Chemical engineering principles can be applied to scale-up formulations of drugs into large production in continuous manner. There are number of advantages for preferring continuous processes over batch modes. The quality will be higher, process cost will be lower. Capital investment and plant costs can be depreciated over reasonable periods of time. Centralized control is possible in continuous processes. The raw materials can be procured in whole sale prices. The finishing operations for the product such as formation of capsules, coating, coloring etc can be sewn into the process flow with benefit. Productivity will be higher and product uniformity will be more. The residence time in the reactors can be lowered and the throughput can be increased. Less manual labor is required. Inventory costs will be on the lower side. Enviromental impact is more benign in the case of continuous process compared with batch mode. Depending on the demand optimal strategies can be devised. Some times space can be minimized for the same throughput.

Some of the hurdles that needs to be overcome in order to have widespread use of continuous processes for pharmaceutical production is the misperceptions of higher risk. A paradigm shift and outside the box thinking is needed for continuous production of drugs. Investors who are happy with current methods need be better informed. They may be used to the conventional pharma units with stepwise reactions, purifications and final product formulations were performed in the batch mode. Change to continuous does not mean that there is need for more engineering and operating skill.
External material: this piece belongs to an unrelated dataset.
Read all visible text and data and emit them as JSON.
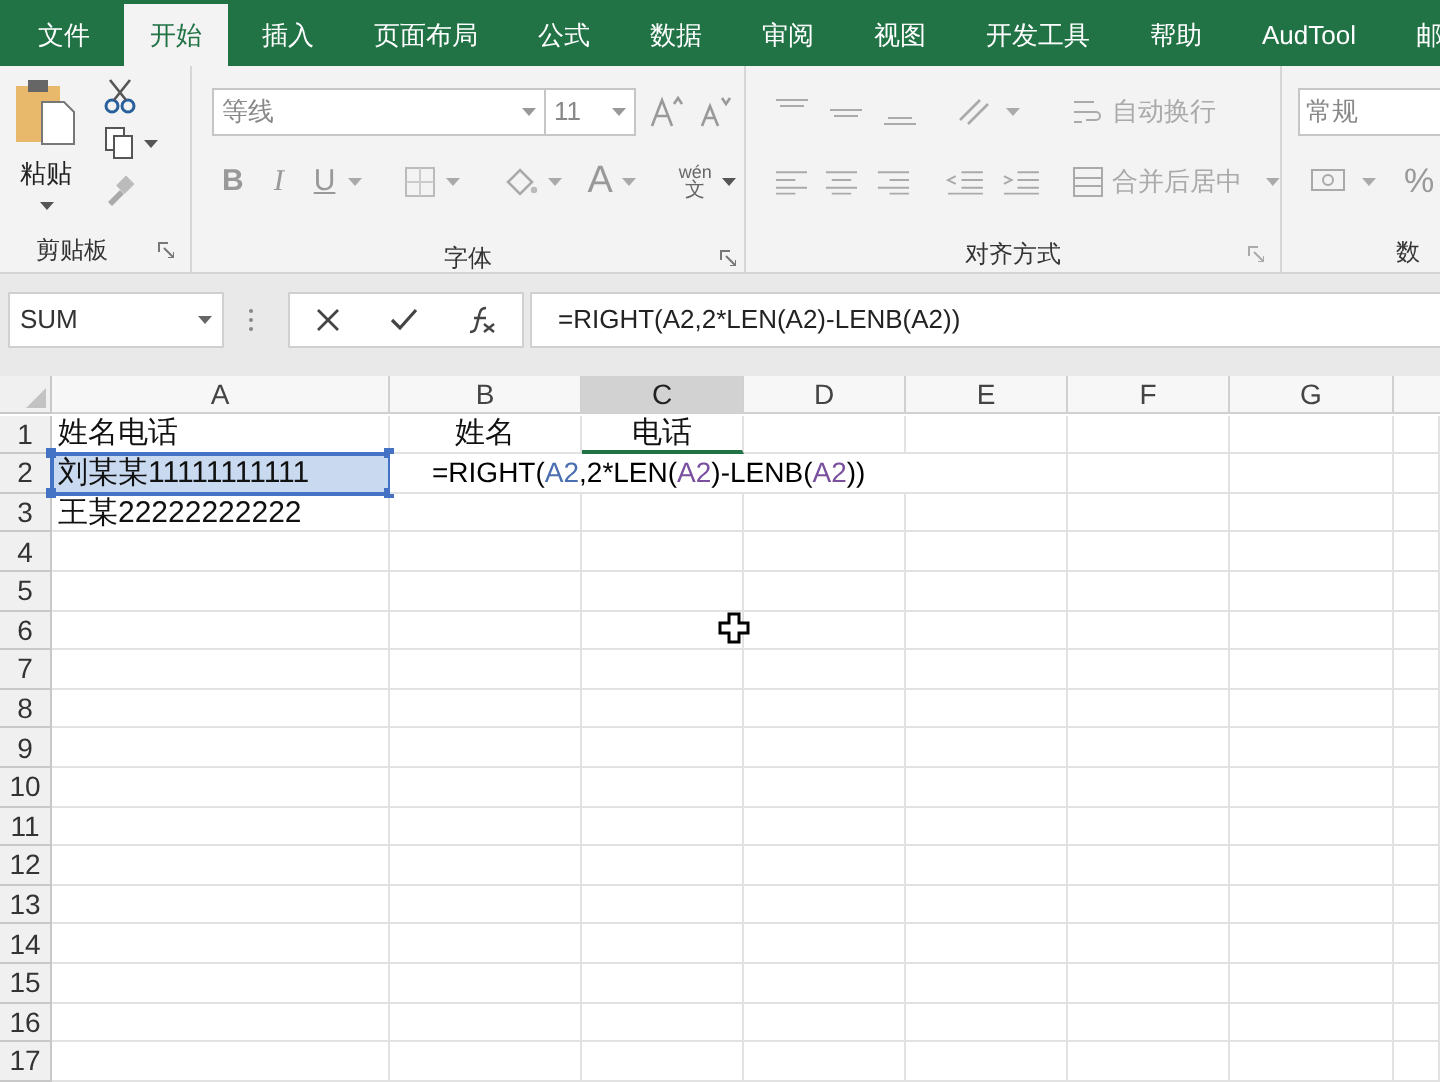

Chemical engineers are trained in order to accomplish some of the goals such as crystallization, purification, reaction, separation and heat transfer steps needed in pharmaceutical production. Handling solids need expertise in powder technology, continuous crystallization and particulate processing. Use of continuous crystallization can result in cost savings of about 50%. Start-up and shut down procedures in the continuous processes can be optimized using transient models tested on the computer. FDA approvals for the drug can be used effectively using quality inspections in process implementation. FDA encourage continuous production. Optimization of the total cost of operation with tradeoffs of operating costs and capital costs can result in arrival of certain number of stages for each unit operation used. Expertise in separation, purification and integration of biocatalysis are needed for continuous pharmaceutical production.

The industrial controls market size is expected to reach ~ 150 billion dollars world wide. Process dynamics can be studied using desktop computers and proactive process solutions can be sought. Stability analysis using a pencil and paper can lead to a better perspective on the range of operation of the process variables. Control and automation have grown tremendously with the advent of computers and programmable logic controllers, PLCs. Plant start-up, Plant Shut-down operations gets more attention of the lead engineer compared with those during steady-state operation of the plant. Transient analysis is not well studied.. Transient behavior of chemical reactors, distillation columns, absorption towers, adsorption beds, extraction units and other unit operations needs to be better studied.

Collegiate education methods have to keep pace with the developments in the field of industrial controls. Moore’s law states that computing speed of microprocessors double every 18 months. Biological databanks double in size every 10 months. Mathematical methods for model development have been refined over centuries. The methods and means available to the engineer need be better utilized.

Computer simulation and model development can be an integral part of an engineer’s endeavors. The days when the effect of professionals who do mathematical modeling and computer simulation on the bottom line of the enterprise is only indirect are over. The coming era is when the PW, Present Worth of chemical plants are better for having an army of engineers and Ph.D scholars who perform process dynamics studies, develop process control block diagrams, instrument the chemical plant with sensors hooked with data acquisition to the desktop computer.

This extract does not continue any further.